Ya muhalefet? Elinde satırı ile havanın kararmasını bekleyen yobaz hayaliyle dehşetli bir kampanya (!) ile Akp’den korkutarak kurtulacağını sanıyor. Silahlı eğitim yapan kampların belirlenmesi ile 696 sayılı KHK’dan hurafeler üretmeye çalışıyorlar.
İktidarda, muhalefette korku iklimiyle Türk Ulusuna verdikleri zararın farkında değiller. İnsanların birbirine şüpheyle bakmasını sağlıyorlar. Güneydoğu’da emperyalizm ve piyonlarının ülkemizde planladığı iç savaşa adeta destek verip Ulusun birliğini bozuyorlar. Mezhep kamplaşmaları için uygun koşullar kışkırtılıyor. Üretim ekonomisinin artık yüksek sesle dillendirildiği ve bu sesin sahibi üretici hareketine korku salınıyor. Üretim ekonomisinin temeli olacak bu Ulusal Güç sindiriliyor. Eli baltalı yobaz korkusu yayılarak Akp iktidarına karşı teslimiyet havası yaratılıyor. Oysaki bu teslimiyet havası Akp’ye güç veriyor, sıkıştığı yerde soluk aldırıyor.
İktidar ve muhalefetteki korku zayıflığı ile emperyalist Amerika “2018 Cehennem Planını” geliştiriyor. “Ekonomik operasyon korkusu” iktidarı yerinden hoplatıyor. (Ki ekonomiyi zaten yerle bir etme görevini yerine getirdiler). Türkiye, bu emperyalist saldırılara karşı gerekli mücadeleyi ordusuyla, polisiyle, üretim diyenlerle veriyor. (Ah şu Akp ile muhalefette olmasa, bu durumlara düşmezdik ya).Halkımıza aslında bir korku dönemine değil, çözüm dönemine girdiğimizi anlatabilmenin ne derdindeler, ne bilincindeler. Büyük çözümler, kör çıkmazlarda yaratılır. (Tıpkı Bağımsızlık Savaşımız gibi). Korku, her durumda ve her zaman çözümsüzdür. Cesaret, her zaman ve her durumda çözüm gücüdür. (Mavzerimi alır, dağa tek başıma çıkarım diyen ATATÜRKÜMÜZ gibi).Bağımsızlık Marşımız bile “KORKMA” ile başlıyor.
Akp, komando kampları konusunda derhal araştırma yapmalı, kamplar kapatılmalı ve sorumlular adalete teslim edilmelidir.

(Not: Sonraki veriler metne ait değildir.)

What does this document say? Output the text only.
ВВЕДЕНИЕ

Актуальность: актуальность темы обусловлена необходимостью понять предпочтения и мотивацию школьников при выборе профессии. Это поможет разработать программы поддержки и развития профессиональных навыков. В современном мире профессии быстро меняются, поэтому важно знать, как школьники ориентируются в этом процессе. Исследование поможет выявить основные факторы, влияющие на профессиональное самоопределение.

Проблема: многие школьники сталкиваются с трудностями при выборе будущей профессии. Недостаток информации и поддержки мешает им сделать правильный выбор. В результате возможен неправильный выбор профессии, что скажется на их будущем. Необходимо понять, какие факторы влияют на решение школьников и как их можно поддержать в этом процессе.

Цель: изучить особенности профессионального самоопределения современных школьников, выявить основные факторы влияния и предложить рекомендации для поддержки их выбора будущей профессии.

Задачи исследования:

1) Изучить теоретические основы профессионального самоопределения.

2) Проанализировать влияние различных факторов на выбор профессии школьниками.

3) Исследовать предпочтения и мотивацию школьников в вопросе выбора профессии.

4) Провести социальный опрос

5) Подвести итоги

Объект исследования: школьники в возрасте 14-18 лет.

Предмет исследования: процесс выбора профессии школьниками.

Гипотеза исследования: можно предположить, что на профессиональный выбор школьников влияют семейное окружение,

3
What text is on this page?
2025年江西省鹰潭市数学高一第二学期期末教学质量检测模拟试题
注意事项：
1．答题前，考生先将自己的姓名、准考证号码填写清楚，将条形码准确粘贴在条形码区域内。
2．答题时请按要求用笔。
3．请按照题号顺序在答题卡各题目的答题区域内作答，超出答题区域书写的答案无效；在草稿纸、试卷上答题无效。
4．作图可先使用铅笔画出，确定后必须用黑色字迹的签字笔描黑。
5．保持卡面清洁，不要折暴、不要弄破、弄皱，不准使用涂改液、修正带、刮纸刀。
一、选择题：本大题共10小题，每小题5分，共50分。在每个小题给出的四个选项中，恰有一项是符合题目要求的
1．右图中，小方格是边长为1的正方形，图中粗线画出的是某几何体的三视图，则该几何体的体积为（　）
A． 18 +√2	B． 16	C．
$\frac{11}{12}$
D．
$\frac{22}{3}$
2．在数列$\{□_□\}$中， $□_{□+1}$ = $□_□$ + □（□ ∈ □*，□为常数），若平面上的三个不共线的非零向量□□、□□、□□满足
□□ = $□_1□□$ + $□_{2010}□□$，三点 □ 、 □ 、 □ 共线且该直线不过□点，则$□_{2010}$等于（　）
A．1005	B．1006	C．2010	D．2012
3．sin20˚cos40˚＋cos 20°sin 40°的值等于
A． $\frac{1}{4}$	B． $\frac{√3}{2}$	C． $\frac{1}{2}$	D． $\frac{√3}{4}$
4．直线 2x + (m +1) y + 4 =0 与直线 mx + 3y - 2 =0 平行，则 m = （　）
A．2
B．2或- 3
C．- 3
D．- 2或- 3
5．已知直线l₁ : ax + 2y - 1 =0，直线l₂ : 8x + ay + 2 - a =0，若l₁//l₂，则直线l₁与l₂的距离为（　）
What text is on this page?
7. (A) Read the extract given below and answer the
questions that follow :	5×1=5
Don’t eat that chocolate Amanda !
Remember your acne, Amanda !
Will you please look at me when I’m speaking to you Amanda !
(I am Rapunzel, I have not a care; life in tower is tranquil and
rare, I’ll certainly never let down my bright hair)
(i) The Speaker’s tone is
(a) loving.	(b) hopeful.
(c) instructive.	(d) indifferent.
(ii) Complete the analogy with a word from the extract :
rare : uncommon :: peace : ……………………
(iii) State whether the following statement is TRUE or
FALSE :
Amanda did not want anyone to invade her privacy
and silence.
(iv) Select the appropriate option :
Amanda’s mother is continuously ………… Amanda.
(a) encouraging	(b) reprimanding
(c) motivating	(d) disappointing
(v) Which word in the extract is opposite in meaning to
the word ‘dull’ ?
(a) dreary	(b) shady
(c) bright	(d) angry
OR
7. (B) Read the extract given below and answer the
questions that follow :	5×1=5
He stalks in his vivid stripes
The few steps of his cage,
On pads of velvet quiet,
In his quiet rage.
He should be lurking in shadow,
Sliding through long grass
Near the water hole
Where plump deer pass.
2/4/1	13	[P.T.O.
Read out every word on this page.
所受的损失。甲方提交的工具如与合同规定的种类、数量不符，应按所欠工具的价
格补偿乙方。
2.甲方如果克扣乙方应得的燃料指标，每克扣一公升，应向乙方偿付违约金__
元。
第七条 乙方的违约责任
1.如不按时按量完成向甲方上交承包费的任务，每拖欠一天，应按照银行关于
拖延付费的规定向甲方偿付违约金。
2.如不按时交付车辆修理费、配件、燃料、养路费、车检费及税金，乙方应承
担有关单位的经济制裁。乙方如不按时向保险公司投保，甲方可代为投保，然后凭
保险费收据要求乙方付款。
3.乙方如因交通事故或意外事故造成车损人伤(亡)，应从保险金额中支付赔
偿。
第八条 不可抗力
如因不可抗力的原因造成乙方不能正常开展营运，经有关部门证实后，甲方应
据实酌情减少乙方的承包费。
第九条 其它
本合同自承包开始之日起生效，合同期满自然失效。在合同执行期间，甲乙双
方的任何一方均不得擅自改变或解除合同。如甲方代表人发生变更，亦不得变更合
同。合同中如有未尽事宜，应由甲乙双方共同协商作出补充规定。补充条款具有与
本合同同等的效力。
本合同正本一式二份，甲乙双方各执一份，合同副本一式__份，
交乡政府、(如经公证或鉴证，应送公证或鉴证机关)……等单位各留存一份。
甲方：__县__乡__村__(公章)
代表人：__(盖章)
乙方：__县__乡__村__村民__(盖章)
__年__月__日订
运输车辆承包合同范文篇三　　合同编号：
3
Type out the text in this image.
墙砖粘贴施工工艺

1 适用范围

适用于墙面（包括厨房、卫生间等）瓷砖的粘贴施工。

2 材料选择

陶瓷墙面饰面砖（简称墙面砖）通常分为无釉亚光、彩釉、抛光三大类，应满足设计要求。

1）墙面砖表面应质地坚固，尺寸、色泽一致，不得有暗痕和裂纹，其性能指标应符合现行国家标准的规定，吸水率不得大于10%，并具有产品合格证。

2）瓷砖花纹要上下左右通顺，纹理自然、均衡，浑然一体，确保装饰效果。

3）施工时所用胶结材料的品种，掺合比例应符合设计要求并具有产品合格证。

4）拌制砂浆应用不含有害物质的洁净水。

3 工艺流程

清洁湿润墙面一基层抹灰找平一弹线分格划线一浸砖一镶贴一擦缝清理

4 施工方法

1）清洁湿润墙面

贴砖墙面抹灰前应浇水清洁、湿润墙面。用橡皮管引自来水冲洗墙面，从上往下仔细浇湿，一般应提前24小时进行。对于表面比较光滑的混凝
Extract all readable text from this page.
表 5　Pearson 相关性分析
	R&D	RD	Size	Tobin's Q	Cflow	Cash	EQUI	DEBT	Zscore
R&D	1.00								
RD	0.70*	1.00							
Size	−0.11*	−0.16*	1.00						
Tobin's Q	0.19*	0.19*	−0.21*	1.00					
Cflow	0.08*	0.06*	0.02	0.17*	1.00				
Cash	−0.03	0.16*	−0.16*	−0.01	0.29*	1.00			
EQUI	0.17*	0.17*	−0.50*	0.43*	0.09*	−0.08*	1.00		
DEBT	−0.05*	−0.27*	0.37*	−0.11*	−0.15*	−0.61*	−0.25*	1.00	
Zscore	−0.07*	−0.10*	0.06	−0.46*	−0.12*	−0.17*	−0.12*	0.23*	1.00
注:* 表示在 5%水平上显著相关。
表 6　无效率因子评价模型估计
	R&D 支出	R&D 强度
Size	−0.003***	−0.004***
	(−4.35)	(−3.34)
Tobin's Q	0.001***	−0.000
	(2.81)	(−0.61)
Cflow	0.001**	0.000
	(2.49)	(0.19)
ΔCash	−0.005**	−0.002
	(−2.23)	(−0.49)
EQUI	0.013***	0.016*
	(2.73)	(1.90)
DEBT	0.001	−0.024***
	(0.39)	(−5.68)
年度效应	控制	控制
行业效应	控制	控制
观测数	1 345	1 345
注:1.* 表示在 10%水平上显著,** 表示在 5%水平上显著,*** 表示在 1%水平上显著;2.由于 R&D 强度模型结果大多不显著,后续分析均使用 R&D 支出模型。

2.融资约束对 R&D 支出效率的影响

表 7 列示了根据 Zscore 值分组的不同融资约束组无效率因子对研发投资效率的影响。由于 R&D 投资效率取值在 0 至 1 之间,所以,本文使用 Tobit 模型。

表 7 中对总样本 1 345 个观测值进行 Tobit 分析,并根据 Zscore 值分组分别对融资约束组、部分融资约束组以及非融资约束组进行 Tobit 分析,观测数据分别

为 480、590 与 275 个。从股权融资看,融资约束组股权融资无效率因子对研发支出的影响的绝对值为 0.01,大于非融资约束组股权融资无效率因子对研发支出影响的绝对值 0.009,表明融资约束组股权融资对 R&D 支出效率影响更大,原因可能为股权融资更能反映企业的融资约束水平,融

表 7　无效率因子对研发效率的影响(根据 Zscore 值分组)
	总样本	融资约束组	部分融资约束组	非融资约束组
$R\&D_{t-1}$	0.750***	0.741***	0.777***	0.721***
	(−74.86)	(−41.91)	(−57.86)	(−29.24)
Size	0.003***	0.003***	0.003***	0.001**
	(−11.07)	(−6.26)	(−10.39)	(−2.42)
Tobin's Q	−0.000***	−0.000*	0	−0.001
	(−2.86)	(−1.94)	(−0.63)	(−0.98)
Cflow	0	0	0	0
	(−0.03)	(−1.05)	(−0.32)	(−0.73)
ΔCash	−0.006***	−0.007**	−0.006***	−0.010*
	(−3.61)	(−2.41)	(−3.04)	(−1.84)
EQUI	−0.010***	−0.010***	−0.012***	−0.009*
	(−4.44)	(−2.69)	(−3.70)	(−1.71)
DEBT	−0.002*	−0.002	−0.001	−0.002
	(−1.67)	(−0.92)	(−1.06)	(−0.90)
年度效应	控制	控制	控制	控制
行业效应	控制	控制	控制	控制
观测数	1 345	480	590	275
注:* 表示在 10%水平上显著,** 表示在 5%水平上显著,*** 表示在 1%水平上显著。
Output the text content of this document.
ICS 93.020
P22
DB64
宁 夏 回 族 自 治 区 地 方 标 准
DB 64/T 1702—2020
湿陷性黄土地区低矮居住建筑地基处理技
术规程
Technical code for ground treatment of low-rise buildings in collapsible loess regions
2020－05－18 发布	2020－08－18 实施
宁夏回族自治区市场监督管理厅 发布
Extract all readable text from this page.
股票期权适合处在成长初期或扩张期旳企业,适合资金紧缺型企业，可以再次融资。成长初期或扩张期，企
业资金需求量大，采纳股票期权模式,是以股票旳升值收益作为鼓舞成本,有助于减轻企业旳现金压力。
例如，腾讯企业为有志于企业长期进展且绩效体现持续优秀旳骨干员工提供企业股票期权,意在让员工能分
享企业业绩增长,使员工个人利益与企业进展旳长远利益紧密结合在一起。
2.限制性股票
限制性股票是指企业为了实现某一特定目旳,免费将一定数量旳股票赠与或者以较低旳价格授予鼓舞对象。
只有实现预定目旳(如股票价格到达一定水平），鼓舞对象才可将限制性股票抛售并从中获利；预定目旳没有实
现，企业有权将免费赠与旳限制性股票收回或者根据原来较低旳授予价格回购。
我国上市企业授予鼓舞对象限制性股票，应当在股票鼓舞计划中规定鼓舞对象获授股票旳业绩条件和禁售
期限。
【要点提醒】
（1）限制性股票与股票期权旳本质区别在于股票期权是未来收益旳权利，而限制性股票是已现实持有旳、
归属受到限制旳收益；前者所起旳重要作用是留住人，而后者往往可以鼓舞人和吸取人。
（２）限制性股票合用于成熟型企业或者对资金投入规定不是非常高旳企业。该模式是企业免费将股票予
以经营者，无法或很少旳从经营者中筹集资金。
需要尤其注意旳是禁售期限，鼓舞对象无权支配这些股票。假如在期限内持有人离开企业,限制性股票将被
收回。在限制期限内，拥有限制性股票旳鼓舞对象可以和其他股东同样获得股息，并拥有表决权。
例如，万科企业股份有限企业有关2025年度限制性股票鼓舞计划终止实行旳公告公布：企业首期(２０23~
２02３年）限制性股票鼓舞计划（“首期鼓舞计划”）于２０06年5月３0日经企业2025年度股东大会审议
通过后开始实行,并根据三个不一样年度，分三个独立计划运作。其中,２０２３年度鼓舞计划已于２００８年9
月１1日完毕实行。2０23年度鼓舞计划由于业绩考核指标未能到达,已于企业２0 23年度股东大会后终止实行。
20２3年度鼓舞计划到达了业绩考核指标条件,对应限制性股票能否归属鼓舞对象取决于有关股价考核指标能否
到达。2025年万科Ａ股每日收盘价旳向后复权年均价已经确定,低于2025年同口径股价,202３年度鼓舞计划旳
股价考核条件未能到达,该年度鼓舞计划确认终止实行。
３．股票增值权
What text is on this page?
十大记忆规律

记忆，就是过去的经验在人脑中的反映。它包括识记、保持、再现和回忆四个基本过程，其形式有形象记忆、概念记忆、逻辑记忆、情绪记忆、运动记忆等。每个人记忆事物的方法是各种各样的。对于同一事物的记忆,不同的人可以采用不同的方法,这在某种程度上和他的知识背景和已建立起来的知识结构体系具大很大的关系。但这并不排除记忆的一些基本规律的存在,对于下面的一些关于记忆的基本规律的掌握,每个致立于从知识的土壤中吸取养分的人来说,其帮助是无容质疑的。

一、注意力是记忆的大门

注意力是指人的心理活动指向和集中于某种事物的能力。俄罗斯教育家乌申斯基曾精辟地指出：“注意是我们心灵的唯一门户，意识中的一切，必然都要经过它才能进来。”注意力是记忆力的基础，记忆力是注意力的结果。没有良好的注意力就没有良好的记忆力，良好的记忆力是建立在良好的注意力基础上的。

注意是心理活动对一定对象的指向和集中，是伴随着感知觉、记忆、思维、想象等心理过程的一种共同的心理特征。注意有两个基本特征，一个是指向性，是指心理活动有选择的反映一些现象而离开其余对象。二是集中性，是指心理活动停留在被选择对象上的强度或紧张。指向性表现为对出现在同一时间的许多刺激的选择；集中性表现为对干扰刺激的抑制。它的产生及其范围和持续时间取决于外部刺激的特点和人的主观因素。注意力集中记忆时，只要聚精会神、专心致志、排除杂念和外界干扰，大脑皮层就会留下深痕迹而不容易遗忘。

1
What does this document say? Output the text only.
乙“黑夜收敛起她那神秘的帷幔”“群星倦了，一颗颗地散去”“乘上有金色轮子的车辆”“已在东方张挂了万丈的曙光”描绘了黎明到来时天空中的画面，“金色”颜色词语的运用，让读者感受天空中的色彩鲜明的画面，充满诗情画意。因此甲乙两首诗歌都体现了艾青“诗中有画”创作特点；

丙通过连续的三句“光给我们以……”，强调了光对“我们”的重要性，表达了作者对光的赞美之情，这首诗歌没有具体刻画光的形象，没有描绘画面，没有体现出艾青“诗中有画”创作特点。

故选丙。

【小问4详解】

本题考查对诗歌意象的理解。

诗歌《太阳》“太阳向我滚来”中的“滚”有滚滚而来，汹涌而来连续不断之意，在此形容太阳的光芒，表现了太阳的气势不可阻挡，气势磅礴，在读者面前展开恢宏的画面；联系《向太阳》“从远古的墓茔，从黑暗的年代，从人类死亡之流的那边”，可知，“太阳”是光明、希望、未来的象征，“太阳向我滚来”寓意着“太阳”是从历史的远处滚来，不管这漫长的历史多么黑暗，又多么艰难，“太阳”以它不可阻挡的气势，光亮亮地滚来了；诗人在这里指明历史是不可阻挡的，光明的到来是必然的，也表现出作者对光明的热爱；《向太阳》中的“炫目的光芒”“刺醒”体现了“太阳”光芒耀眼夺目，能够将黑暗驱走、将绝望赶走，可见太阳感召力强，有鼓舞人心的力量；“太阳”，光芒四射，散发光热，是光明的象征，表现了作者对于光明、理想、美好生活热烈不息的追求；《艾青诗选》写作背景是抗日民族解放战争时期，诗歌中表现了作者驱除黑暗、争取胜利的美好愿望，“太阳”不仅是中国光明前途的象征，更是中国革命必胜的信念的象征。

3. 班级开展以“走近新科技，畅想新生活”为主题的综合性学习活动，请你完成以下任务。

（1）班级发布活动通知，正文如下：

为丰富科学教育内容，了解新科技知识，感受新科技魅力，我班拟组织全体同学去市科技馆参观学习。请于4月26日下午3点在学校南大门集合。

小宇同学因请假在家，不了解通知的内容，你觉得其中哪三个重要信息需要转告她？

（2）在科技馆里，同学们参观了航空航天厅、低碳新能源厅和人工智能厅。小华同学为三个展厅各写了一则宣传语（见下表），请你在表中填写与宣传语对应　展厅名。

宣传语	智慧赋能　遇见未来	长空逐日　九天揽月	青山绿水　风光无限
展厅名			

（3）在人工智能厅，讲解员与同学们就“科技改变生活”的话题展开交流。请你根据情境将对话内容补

Ülkemizde huzur ancak ve ancak Devletin Güçleriyle sağlanır. Farklı uygulama başıbozukluğa kapı açmaktır ve yönetemiyor olmanın bir başka kanıtıdır. Muhalefet, “Anayasa ve iktidar meşru değildir”(özellikle emperyalist güçlerden Akp’yi yıkmayı istemek, kendisine ve Türk Ulusuna büyük bir güvensizliktir),”Adalet bitti”, “direnme hakkı geçerlidir” gibi sorumsuz söylemlerden vazgeçmelidir. (Özellikle terör örgütü pkk/pyd/ypg ile eşdeğer Hdp ile direnme hakkını kullanmak tam bir aymazlıktır, aynı el-nusra adlı terör örgütüne barışçı diyen Akp gibi).”Anayasa meşru değilse” laf olsun diye mi seçimlere katılıyorlar, iktidara geleceğiz diyorlar? “Direnme hakkı geçerliyse” niçin Mecliste oturuyorlar? Soma’da katledilenler, taşeronluk adlı köleleştirme, Amerika’nın ülkemizi bölmeye çalışmasına neden direnmiyorlar?
Önümüzdeki dönem; Aydınlıktır. Üretim ekonomisi için üretici hareketi olacaktır. Ülkenin bölünmemesi ve 2.İsrail’in kurulmaması için verilen Vatan Savaşının başarısını destekleyen kitlesel Ulusal Hareketlerde olacaktır. Bunlar hem emperyalizmin hem Akp’nin hem muhalefetin korku tezgahını bozacak eylemlerdir. Ulusu devletiyle birleştirerek Vatan ve Üretim zemininde kaynaştıracaktır. Ulusal birlik ile kışkırtıcılık, ırkçı ve mezhepçi kamplaşmalar ile korku iklimi yenilmeye devam edecektir. Unutmayalım; Bağımsızlık Marşımız “KORKMA” ile başlıyor.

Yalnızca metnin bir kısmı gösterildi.